Fabio Mauri, Idéologie et Nature, 1978, vidéo 58′ 46 »

Du côté de la documentation, on trouve par exemple, entre tant d’autres, le film de Ideologia e Natura de Fabio Mauri : compte -rendu d’une performance dont sinon on ne saurait presque rien (dont j’avais vu la recréation à Venise en 2013), mais sans une quelconque créativité filmique. Et la grande majorité des pièces montrées suivent cette approche : une photographie de la Scultura vivente de Piero Manzoni, le film de la tentative de vol de Gino de Dominicis, les photos Fibonacci de Mario Merz (avec le nombre de gens correspondant dans la salle photographiée : effet simpliste), les images des performances Lo Scorrevole de Vettor Pisani, etc.

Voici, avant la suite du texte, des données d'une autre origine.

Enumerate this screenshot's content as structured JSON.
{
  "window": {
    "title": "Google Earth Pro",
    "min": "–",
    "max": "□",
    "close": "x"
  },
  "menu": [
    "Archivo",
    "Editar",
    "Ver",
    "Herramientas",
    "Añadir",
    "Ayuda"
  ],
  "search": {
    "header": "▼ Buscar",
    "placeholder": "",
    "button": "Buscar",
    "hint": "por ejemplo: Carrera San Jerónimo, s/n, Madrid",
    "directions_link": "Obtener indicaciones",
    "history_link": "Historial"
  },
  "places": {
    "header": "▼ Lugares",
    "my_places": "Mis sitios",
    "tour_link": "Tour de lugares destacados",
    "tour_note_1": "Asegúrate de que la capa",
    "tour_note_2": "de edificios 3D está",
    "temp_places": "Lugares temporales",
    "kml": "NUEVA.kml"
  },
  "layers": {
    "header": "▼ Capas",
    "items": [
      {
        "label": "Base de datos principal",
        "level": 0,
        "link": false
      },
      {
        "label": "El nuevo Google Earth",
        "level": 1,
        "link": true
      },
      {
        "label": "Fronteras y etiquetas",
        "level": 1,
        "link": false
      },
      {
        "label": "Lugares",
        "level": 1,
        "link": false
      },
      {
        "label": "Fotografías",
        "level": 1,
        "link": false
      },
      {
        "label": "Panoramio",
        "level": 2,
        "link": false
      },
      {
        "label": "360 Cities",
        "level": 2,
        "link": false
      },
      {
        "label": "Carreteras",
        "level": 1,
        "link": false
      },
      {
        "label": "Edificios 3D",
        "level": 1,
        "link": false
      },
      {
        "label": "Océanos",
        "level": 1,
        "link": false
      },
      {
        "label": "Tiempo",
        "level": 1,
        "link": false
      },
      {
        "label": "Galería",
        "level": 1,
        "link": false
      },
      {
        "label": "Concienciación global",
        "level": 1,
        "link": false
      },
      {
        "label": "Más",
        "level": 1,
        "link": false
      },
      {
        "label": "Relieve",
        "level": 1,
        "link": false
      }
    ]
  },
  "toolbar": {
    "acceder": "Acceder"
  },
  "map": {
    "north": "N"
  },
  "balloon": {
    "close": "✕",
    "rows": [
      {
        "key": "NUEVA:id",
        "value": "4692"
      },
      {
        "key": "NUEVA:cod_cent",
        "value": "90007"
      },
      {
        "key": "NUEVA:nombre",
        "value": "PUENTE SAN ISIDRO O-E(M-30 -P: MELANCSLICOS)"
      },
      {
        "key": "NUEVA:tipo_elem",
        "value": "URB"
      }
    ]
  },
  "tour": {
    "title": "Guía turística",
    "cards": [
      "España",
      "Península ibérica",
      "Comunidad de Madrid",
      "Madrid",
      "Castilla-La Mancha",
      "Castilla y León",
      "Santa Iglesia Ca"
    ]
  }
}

Claudio Parmiggiani, Autoportrait, 1979, tirage photographique sur toile émulsionnée, 63x48cm

Il est bien plus intéressant de mettre l’accent ici sur les artistes qui ont créé des oeuvres photographiques : Pistoletto et ses images miroirs, la collection complète des Verifiche de Ugo Mulas, la démarche systémique de Franco Vaccari pour constituer un portrait collectif de l’Italie avec des images de photomaton, la pellicule de Mario Cresci présentée dans son intégralité (12,55 mètres), la disparition de l’autoportrait de Claudio Parmiggiani, le jeu d’ombres de Paolo Gioli (Secondo il mio occhio di vetro). Les oeuvres sont présentées, mais il n’y a guère de réflexion sur la remise en question du paradigme photographique qu’elles occasionnent, sur Mulas se démarquant de la représentation, sur Vaccari tuant l’auteur ou sur Cresci niant la temporalité photographique. C’est dommage.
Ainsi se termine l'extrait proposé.